The efficacy of a novel plasmid delivery system was assessed for long-term expression of gonadotropin releasing hormone (GnRH) and growth hormone releasing hormone (GHRH) in horses and goats. The efficacy of the technology was demonstrated using 3 novel plasmids: pSEAP [expressing secreted embryonic alkaline phosphatase (SEAP)], pGHRH (expressing GHRH), and pGnRH (expressing GnRH). Geldings were electroporated with a reporter plasmid expressing SEAP in 3 muscle sites. Expression of SEAP, measured from jugular plasma samples, indicated muscle specificity for uptake and expression of the plasmid. Concentrations of SEAP were greatest (P < 0.05) after pectoralis injection, which was chosen as the site for electroporation in subsequent studies. In a second experiment, stallions were electroporated with pGHRH or pSEAP to evaluate the effect of long-term GHRH treatment on the growth hormone (GH) axis and testicular function. Stallions treated with pGHRH had increased (P < 0.05) plasma concentrations of IGF-I, increased (P < 0.05) volume of accessory sex gland fluid, and increased (P < 0.05) number of normal spermatozoa in the ejaculate relative to controls. In the third experiment, stallions were electroporated with pGnRH or pSEAP to test the effects of GnRH on the reproductive axis. Treatment with pGnRH increased (P < 0.05) plasma testosterone concentrations to d 56 and increased (P < 0.01) the LH response to GnRH on d 21, but did not alter (P > 0.1) seminal characteristics evaluated after 36 d of treatment. In a final experiment, goat does were treated with pGnRH or pSEAP to assess the effects of GnRH treatment on the reproductive axis during seasonal anestrus. Plasma concentrations of LH and FSH were not affected (P > 0.1) by treatment through d 56. Plasma progesterone measurements indicated that ovulation did not occur in does treated with pGnRH or pSEAP. Does treated with pSEAP had increased (P < 0.05) plasma SEAP concentrations. In conclusion, electroporatic plasmid delivery of peptide hormones may serve as an effective technique for expression of protein hormones in the horse and goat.

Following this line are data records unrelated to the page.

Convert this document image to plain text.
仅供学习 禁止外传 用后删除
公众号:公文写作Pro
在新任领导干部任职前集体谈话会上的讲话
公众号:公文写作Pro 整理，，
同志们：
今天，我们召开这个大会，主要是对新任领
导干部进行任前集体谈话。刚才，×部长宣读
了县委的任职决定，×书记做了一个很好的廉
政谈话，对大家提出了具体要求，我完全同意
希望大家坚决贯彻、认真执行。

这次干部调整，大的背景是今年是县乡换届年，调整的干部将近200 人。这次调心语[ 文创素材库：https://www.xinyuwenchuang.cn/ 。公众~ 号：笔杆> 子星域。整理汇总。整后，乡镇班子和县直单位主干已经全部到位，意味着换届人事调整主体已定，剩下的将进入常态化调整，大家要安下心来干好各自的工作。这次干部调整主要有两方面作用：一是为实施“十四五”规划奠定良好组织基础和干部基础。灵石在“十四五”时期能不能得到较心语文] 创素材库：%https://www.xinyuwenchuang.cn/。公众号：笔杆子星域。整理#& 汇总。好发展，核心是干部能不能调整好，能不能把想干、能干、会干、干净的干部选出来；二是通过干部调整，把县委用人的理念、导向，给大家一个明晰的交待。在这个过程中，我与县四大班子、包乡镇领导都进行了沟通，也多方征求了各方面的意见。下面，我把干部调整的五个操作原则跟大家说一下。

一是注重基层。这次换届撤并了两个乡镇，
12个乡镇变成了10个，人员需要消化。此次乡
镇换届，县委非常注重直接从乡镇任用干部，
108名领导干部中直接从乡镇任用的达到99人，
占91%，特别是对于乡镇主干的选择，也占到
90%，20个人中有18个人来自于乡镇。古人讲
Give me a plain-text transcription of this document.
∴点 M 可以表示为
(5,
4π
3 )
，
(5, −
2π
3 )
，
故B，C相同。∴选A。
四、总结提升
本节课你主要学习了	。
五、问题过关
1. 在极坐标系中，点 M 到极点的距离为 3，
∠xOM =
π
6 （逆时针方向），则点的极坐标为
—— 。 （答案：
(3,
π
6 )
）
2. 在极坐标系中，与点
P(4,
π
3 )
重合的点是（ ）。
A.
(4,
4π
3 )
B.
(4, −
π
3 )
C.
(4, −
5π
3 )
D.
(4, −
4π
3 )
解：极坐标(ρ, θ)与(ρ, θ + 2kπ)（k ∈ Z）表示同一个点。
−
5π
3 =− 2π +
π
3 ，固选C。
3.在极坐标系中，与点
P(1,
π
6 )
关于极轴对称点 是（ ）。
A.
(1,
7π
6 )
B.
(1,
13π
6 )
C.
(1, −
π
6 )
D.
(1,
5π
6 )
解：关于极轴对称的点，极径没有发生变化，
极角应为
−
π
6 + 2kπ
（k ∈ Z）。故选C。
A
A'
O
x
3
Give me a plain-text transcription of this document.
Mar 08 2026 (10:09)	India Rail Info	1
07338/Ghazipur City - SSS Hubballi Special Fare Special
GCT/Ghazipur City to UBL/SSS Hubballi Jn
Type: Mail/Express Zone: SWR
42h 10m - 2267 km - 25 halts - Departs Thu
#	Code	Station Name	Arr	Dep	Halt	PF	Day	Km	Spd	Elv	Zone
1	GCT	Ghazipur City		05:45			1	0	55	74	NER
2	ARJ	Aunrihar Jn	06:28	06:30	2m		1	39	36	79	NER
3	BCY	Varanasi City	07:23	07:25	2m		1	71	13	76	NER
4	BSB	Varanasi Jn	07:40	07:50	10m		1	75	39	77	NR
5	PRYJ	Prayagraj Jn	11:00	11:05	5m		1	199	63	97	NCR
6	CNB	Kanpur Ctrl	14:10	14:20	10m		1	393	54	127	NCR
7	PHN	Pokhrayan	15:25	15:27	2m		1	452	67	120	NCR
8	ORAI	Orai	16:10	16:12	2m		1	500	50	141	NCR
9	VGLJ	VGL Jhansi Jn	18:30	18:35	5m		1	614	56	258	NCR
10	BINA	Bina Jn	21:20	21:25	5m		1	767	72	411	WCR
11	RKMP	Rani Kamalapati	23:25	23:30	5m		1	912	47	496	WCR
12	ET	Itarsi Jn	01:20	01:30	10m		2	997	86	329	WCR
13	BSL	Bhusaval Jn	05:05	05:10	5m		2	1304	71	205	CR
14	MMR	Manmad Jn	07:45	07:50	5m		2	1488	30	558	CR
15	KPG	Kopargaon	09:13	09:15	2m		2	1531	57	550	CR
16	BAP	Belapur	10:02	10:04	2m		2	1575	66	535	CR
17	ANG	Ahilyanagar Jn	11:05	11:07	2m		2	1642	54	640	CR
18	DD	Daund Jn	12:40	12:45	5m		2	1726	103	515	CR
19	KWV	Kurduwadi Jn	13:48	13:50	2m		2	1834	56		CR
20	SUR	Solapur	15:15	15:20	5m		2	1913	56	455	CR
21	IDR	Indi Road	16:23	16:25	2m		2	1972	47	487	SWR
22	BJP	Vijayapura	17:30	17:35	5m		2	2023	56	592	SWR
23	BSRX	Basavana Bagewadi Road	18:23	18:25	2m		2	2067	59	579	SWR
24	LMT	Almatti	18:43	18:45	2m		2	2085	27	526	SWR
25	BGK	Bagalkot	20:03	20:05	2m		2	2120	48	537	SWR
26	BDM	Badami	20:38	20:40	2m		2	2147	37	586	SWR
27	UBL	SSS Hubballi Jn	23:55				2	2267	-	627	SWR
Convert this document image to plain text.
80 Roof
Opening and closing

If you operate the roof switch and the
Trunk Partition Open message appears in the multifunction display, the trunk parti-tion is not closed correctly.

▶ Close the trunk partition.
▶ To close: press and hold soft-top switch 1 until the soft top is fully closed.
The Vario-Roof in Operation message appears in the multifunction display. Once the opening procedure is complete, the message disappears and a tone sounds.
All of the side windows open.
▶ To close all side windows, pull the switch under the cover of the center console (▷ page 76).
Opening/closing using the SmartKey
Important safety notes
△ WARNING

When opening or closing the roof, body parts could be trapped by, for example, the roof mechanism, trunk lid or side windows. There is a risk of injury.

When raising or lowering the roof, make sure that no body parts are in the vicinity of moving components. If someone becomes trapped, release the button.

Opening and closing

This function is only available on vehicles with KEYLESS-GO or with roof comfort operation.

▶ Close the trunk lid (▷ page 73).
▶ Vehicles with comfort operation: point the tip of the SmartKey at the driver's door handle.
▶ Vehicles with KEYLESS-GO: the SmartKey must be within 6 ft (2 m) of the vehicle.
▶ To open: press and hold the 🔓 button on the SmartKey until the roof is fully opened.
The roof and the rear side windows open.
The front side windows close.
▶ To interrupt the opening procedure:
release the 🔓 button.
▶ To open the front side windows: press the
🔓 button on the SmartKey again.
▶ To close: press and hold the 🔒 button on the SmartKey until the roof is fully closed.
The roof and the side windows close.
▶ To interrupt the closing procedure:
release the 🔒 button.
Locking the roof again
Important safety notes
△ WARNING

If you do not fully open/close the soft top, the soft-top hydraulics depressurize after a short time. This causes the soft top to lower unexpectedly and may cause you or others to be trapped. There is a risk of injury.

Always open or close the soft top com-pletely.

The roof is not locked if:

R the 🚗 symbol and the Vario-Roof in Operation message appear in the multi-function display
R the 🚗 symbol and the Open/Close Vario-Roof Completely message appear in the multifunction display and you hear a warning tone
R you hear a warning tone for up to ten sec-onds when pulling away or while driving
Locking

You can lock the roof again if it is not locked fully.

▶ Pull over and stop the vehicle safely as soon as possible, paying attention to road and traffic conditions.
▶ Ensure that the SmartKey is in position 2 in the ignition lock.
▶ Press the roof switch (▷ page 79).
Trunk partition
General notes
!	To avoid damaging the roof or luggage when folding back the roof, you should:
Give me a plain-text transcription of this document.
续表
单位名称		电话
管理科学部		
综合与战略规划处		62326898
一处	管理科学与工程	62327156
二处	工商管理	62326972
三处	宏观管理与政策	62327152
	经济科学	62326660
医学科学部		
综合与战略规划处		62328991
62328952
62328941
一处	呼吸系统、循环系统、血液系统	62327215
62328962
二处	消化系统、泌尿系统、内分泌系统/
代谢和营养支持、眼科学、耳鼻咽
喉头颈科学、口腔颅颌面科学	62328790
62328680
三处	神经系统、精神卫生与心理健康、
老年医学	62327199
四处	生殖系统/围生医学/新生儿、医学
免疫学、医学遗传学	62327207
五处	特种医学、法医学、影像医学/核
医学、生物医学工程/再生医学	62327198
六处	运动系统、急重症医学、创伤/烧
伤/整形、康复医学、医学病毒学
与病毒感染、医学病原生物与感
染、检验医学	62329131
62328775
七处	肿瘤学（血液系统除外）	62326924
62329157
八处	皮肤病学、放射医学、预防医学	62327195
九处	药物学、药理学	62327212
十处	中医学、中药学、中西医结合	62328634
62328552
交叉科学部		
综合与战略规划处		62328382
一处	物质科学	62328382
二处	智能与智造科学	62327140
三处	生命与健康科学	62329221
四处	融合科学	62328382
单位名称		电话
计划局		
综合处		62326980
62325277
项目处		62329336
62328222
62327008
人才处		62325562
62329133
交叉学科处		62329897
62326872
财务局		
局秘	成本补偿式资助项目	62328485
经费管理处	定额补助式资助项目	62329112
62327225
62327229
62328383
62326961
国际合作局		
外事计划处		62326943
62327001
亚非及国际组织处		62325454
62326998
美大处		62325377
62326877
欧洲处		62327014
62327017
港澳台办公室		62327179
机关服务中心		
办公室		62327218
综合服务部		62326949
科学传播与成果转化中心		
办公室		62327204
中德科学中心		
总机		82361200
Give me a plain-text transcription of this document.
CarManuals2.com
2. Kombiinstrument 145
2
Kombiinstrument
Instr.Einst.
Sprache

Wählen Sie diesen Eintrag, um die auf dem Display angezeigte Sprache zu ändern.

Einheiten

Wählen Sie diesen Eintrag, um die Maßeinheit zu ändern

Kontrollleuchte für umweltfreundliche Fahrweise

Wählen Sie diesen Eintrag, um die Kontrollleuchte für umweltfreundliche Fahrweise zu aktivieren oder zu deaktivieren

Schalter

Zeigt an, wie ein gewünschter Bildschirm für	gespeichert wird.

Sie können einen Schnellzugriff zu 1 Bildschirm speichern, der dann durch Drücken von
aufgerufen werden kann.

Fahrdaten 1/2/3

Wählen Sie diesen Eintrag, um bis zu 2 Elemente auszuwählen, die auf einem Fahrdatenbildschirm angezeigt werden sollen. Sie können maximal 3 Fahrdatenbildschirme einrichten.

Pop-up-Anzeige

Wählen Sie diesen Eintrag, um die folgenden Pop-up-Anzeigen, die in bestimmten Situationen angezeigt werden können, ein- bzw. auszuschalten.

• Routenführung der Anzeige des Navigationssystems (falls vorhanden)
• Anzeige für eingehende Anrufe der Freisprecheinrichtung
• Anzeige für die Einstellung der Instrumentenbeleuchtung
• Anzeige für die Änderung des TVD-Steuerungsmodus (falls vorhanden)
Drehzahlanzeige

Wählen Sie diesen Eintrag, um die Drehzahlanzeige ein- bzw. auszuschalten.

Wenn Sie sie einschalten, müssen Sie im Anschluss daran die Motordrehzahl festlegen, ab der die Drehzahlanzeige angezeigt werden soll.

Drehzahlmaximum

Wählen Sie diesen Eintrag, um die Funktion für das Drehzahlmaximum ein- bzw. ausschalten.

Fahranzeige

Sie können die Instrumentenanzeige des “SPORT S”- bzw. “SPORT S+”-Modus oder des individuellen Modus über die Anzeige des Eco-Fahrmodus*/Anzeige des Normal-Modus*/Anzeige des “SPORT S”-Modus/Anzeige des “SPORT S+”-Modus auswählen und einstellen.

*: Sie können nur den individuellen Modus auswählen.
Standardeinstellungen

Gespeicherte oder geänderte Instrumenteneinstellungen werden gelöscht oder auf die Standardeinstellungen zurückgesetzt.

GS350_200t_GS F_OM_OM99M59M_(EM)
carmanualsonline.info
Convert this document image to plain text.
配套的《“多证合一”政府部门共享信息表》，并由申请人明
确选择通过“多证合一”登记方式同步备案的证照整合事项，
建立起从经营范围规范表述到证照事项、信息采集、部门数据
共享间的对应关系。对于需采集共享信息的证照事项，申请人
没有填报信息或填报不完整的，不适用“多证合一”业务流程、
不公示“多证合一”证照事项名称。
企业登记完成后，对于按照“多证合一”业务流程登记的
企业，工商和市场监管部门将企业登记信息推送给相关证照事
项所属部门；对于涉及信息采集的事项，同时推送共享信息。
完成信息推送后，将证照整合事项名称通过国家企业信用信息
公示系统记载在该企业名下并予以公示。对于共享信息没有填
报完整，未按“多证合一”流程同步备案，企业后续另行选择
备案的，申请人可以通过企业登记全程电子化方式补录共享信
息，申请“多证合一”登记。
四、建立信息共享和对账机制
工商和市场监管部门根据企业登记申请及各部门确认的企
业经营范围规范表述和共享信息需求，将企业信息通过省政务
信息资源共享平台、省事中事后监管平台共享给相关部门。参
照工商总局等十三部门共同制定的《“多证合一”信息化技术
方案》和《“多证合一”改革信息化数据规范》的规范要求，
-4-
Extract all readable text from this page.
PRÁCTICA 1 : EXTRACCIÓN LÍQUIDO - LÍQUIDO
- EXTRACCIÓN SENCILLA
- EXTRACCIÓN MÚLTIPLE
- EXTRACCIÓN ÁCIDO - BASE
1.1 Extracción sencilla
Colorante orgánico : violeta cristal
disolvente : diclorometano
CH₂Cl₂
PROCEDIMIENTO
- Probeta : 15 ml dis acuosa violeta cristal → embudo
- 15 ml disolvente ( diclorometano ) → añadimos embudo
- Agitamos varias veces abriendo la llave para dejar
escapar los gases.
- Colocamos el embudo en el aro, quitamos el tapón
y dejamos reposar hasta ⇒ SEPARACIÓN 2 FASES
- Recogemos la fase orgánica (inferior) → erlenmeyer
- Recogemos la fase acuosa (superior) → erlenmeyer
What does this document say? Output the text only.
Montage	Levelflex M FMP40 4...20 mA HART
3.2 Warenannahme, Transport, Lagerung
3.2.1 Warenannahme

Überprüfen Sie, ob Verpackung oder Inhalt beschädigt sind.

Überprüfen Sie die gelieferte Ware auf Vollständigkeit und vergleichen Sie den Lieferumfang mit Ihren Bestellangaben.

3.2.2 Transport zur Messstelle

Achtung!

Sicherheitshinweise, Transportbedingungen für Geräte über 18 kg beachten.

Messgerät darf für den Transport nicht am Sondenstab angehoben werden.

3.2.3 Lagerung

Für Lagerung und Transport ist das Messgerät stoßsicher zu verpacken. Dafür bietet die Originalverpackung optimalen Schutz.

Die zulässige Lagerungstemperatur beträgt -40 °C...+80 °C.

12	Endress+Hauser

Effect of Age, Body Condition, Pregnancy and Lactation on Circulating Leptin Concentrations in Beef Cattle

Gentry, Jr., Glen Talmage

09 January 2007

A series of experiments were conducted to evaluate the potential role of leptin in bovine reproduction. In Experiment 1, mean circulating leptin concentrations of postpartum cows were not affected by exogenous dexamethasone treatments. In Experiment 2, mean leptin concentrations were not correlated with female age or body weight but were positively correlated with body condition scores of beef cattle. Leptin concentrations were higher in 1 year old heifers (8.9 ng/ml) compared with 2 year old cows (6.0 ng/ml), but heifer leptin concentrations were not different than 4 to 6 year old cows (8.0 ng/ml) and cows ≥7 years of age (10.5 ng/ml). Mean leptin concentrations were negatively correlated with age in heifers and cows ≤2 years of age and positively correlated with age in cows >3 years of age. In Experiment 3, there were no differences in mean leptin concentrations for 56 days starting 14 days following AI among 2-year old and 3-year old cows pregnant to AI (1.2 ng/ml), the clean-up bulls (1.2 ng/ml) and nonpregnant females (2.2 ng/ml) after a 60-day breeding season. Plasma leptin concentrations were lower for lactating cows (1.0 ng/ml) compared with nonlactating cows (2.1 ng/ml). Female age did not affect circulating leptin concentrations. In Experiment 4, oviduct and uterine epithelial cells from mid-luteal phase females stained positive for the long form of the leptin receptor, and uterine biopsies revealed intense staining for the long form of the leptin receptor on the luminal side of the uterine endometrium. Bovine blastocysts stained positive for the long form of the leptin receptor in the trophoblast cells. In Experiment 5, addition of leptin to culture medium at 0, 100 and 1,000 ng/ml did not affect the percentage embryos developing to the blastocyst stage. Also, leptin did not affect the ratio of blastocysts:8- to 16-cell embryos among the 0 ng/ml treatment group, the 100 ng/ml treatment and the 1,000 ng/ml treatment groups. Results indicate that in the beef cow, the release of leptin and subsequent role(s) of leptin in reproductive processes are likely different than those that have been reported for mice, rats and humans.